US-Bürger in Berlin klagen über Antiamerikanismus. Bushs Irak-Politik stellt die Freundschaft auf eine harte Probe

Ein Junge bietet an, ein paar Worte zu sagen zum Irak-Konflikt. Er komme übrigens aus dem Iran. Da geht jemand dazwischen. „Euch bomben wir auch noch nieder.“ Alle lachen. Wieder mal ein gelungener Anti- Bush-Witz. Der amerikanische Präsident, der „Cowboy“, habe es ja nur auf das Öl abgesehen. „Krieg ist eine dumme Idee“, sagt Nick, dessen Eltern aus den USA stammen. So oder anders sagen es fast alle hier an der John-F.-Kennedy-Schule in Zehlendorf, ob nun Deutsche, Deutsch-Amerikaner, Iran- Deutsche, Indo-Amerikaner. „Hier wird nicht zwischen Deutschen und Amerikanern unterschieden“, sagt ein Mädchen.

Am Vorabend des Irak-Krieges scheint das gute Verhältnis zwischen Deutschen und Amerikanern in Berlin ungetrübt. Offener Antiamerikanismus ist kein Thema. Verdeckter dagegen schon. Lauren Kühnel von der „Initiative Berlin-USA“ lebt seit 35 Jahren in Deutschland und fühlt sich in diesen Tagen „irgendwie fremd“. Sie habe das Gefühl, es gebe in Deutschland nur noch Pazifisten. Einige von ihnen pflegten sogar einen „latenten Antiamerikanismus“ – indem sie zum Beispiel sagen: „In den USA würde ich nie Urlaub machen.“ An solchen Sätzen seien schon Freundschaften zerbrochen. „Eine schmerzhafte Erkenntnis“, sagt Frau Kühnel.

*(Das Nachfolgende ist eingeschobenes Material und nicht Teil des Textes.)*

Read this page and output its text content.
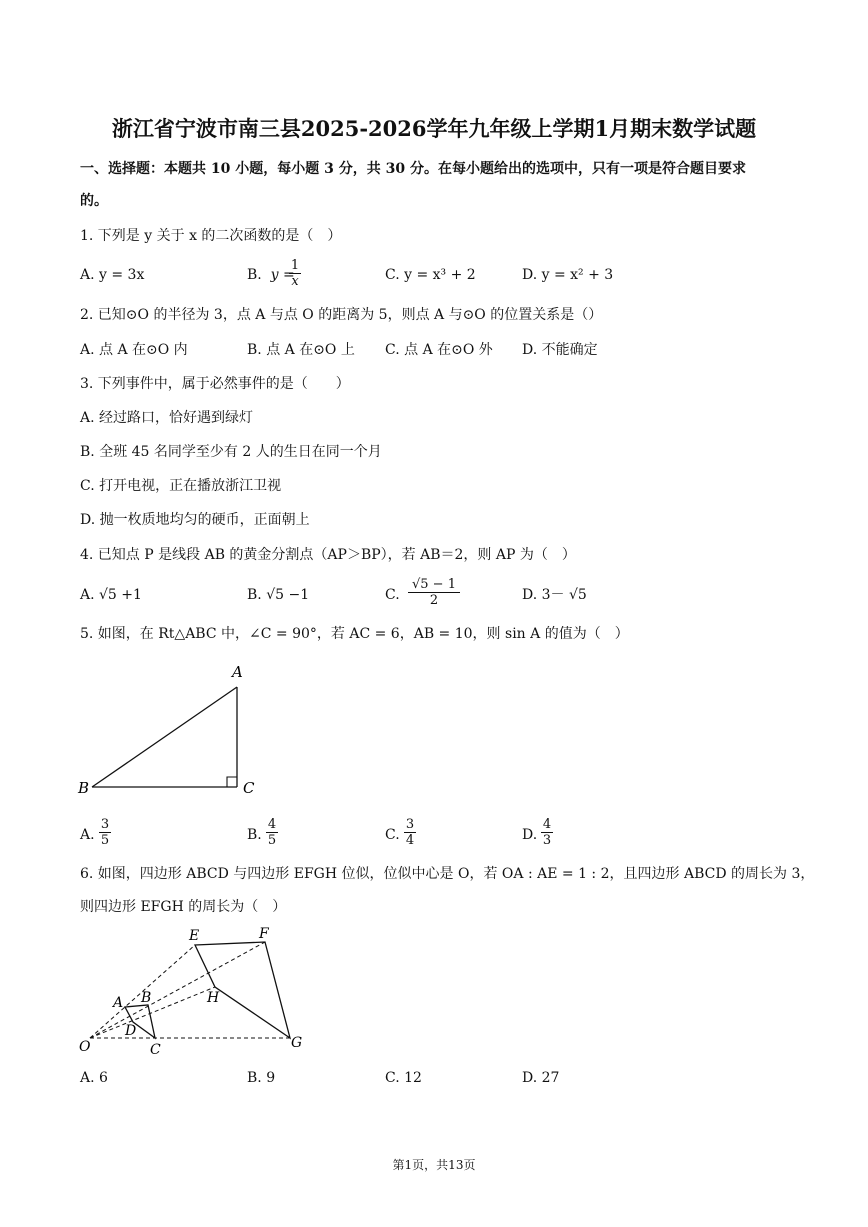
浙江省宁波市南三县2025-2026学年九年级上学期1月期末数学试题
一、选择题：本题共 10 小题，每小题 3 分，共 30 分。在每小题给出的选项中，只有一项是符合题目要求
的。
1. 下列是 y 关于 x 的二次函数的是（　）
A. y = 3x	B.  y =
$\frac{1}{x}$	C. y = x³ + 2	D. y = x² + 3
2. 已知⊙O 的半径为 3，点 A 与点 O 的距离为 5，则点 A 与⊙O 的位置关系是（）
A. 点 A 在⊙O 内	B. 点 A 在⊙O 上 C. 点 A 在⊙O 外 D. 不能确定
3. 下列事件中，属于必然事件的是（　　）
A. 经过路口，恰好遇到绿灯
B. 全班 45 名同学至少有 2 人的生日在同一个月
C. 打开电视，正在播放浙江卫视
D. 抛一枚质地均匀的硬币，正面朝上
4. 已知点 P 是线段 AB 的黄金分割点（AP＞BP），若 AB＝2，则 AP 为（　）
A. √5 +1	B. √5 −1	C. $\frac{√5 - 1}{2}$	D. 3－ √5
5. 如图，在 Rt△ABC 中，∠C = 90°，若 AC = 6，AB = 10，则 sin A 的值为（　）
A
B	C
A. $\frac{3}{5}$	B. $\frac{4}{5}$	C. $\frac{3}{4}$	D. $\frac{4}{3}$
6. 如图，四边形 ABCD 与四边形 EFGH 位似，位似中心是 O，若 OA : AE = 1 : 2，且四边形 ABCD 的周长为 3，
则四边形 EFGH 的周长为（　）
E	F
H
A B
D
O	C	G
A. 6	B. 9	C. 12	D. 27
第1页，共13页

James Griffin von der Checkpoint-Charlie-Stiftung registriert in Gesprächen mit Deutschen „viele unbewusste antiamerikanische Haltungen“ – etwa den Satz: „Die Amis mischen sich überall ein.“ Oder: „Die Amis sind so militaristisch.“ Das sehen „die Amis“ inklusive Griffin ganz anders: „Irgendjemand muss ja die Seewege schützen und Nordkorea in Schach halten. Wir setzen uns dafür ein, weil wir denken, dass es unsere Pflicht ist.“ Dennoch: Griffin fühlt sich wohl hier. Die Debatte habe keine Auswirkungen auf den Alltag.

„Man meidet das Thema, weil es umstritten ist“, sagt Christopher McLarren von den „Veterans of Foreign Wars“. Es gebe eben grundsätzlich unterschiedliche Mentalitäten. „Amerikaner lösen gerne Probleme, das liegt in ihrer Natur.“ Auch die Vorstellungen von Krieg lägen weit auseinander. Die meisten in Berlin lebenden Amerikaner seien aber „europäisiert“ und hätten bei der letzten Wahl gegen Bush gestimmt.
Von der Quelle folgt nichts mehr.